Premium Bonds: Priced Over Par, But Not Overpriced

Premium bonds, those that sell for a price above par value, have a coupon rate that is above that of current market yields. The premium paid at the time of purchase is recouped through higher coupon payments which make these bonds potentially more defensive against a possible rise in interest rates. Historically, these bonds have also offered higher yields that those that trade closer to par or at a discount. The investor receives high current cash flows and these securities are therefore potentially less sensitive to price changes due to interest rate moves. All other variables being equal, bonds with higher coupons should be less price sensitive than those with lower coupons. Price sensitivity to changes in interest rates is referred to as duration, where a duration of 3.00 would result in approximately a 3.00% loss (gain) in principal if interest rates increased (declined) by 100 basis points (1.00%).

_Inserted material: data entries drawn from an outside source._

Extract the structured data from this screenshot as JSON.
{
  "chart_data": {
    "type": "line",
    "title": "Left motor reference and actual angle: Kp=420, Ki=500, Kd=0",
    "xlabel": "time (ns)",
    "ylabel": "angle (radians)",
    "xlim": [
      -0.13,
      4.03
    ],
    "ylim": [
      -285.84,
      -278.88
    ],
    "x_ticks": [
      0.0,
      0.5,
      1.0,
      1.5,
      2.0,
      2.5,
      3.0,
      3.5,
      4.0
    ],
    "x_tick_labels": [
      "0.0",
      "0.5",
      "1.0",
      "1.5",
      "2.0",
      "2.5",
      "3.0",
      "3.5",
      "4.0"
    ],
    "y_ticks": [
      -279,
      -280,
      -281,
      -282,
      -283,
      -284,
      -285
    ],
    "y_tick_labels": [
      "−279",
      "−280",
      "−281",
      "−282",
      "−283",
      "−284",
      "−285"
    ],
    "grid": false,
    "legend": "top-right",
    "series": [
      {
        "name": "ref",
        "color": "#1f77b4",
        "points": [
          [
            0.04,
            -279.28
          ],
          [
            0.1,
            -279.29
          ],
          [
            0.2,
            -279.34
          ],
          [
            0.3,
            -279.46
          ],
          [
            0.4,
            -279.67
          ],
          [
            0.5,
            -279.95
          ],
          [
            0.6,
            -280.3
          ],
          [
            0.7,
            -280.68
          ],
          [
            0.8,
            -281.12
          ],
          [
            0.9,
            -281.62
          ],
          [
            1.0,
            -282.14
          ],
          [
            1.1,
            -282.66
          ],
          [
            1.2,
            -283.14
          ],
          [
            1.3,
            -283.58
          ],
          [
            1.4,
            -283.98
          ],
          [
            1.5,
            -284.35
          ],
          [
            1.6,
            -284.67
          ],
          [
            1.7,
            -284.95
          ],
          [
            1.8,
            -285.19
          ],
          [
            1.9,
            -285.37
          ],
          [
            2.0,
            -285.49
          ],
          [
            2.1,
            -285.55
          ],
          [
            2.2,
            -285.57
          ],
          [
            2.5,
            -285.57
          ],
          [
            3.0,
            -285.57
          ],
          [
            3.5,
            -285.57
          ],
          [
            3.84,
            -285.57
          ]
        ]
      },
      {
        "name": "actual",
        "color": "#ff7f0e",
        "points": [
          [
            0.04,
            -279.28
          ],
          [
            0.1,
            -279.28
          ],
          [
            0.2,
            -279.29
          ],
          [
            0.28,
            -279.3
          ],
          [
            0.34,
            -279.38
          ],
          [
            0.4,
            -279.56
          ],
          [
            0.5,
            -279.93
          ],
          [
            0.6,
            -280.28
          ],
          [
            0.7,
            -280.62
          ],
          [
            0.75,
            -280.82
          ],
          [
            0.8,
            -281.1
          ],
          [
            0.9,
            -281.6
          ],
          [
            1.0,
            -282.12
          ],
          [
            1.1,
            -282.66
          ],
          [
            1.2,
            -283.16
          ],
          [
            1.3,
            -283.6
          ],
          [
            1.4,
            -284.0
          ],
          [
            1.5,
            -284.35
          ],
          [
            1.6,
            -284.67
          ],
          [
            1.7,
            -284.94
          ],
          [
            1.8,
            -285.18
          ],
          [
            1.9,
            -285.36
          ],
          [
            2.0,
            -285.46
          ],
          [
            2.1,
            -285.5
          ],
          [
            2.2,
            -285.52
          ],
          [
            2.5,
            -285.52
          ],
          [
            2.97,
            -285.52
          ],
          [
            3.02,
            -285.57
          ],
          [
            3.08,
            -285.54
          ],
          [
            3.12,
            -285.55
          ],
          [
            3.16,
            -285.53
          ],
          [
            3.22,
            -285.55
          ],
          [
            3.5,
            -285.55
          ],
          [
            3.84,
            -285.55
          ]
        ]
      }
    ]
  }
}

Three important benefits of premium bonds are:

  • Premium bonds carry a coupon rate that is higher than prevailing market rates
  • If rates rise, the higher coupon cash flow may be reinvested at the higher prevailing rates
  • Premium bonds are potentially less price sensitive to changes in interest rates (lower duration) than similar discount bonds

Lower Price Sensitivity: An Example

Let’s look at a basic theoretical example to help clarify the defensive nature of premium bonds. We’ll assume that the interest rate for 10-years is at 2.37%, thus a bond with 10 years to maturity and a coupon of 6.125% would be priced at 132.08. A similar maturity bond with a 2.25% coupon, lower than the current market rate, would be priced at a discount or $98.86. It should be noted that the premium bond has a lower duration (7.6) than the discount bond (8.5) as it returns more money in the form of coupon cash flow than its counterpart. To illustrate the effects on the price for each bond, let’s assume that interest rates go up by 100 basis points (1.00%) 1 year into the holding period. Should this occur, the discount bond would lose 8.11% in price ($90.93 from $98.96) lose only 7.23% in price ($122.52 from $132.08).

Start Cpn New Price Price Duration Price Change
Treasury 11/15/27 2.250 98.96 8.50 90.93 -8.11
Treasury 11/15/27 6.125 132.08 7.57 122.52 -7.23

Source: Bloomberg LP, 1yr horizon, 100bp shock analysis

Cushion Bonds

Another type of premium bond, “cushion bonds”, are callable bonds that trade at a premium and often offer higher yields than their non-callable counterparts. They do this to compensate an investor for the potential of a call. In a rising interest rate environment when the potential of a call typically diminishes, these bonds also provide a bit of cushion as they tend to remain relatively stable and depreciate less in price than comparable non-callable bonds with lower coupons. However, after the non-call period, lower interest rates will most likely trigger the call which is at the issuer’s option. Consequently, the investor may be faced with the loss of a higher coupon, and be subject to reinvestment risk.


Bonds selling at a premium are more defensive in nature than their discount counterparts and should decline less in price than a similar bond selling at a discount. The reason that investors pay more for premium bonds is that they receive an above-market coupon rate. In summary, benefits of these securities include: lower price sensitivity (duration) than similar discount bonds, high coupon cash flow, and the opportunity to reinvest these larger cash flows at higher rates should prevailing interest rates start to increase.

Risks include, but are not limited to, changes in interest rates, liquidity, credit quality, volatility, and duration.

This discussion assumes no change in other variables such as credit etc.

The author of this material is a Trader in the Fixed Income Department of Raymond James & Associates (RJA), and is not an Analyst. Any opinions expressed may differ from opinions expressed by other departments of RJA and are subject to change without notice. The data and information contained herein was obtained from sources considered to be reliable, but RJA does not guarantee its accuracy and/or completeness. Neither the information nor any opinions expressed constitute a solicitation for the purchase or sale of any security referred to herein. This material may include analysis of sectors, securities and/or derivatives that RJA may have positions, long or short, held proprietarily. RJA or its affiliates may execute transactions which may not be consistent with the report’s conclusions. RJA may also have performed investment banking services for the issuers of such securities. Investors should discuss the risks inherent in bonds with their Raymond James Financial Advisor. Past performance is no assurance of future results.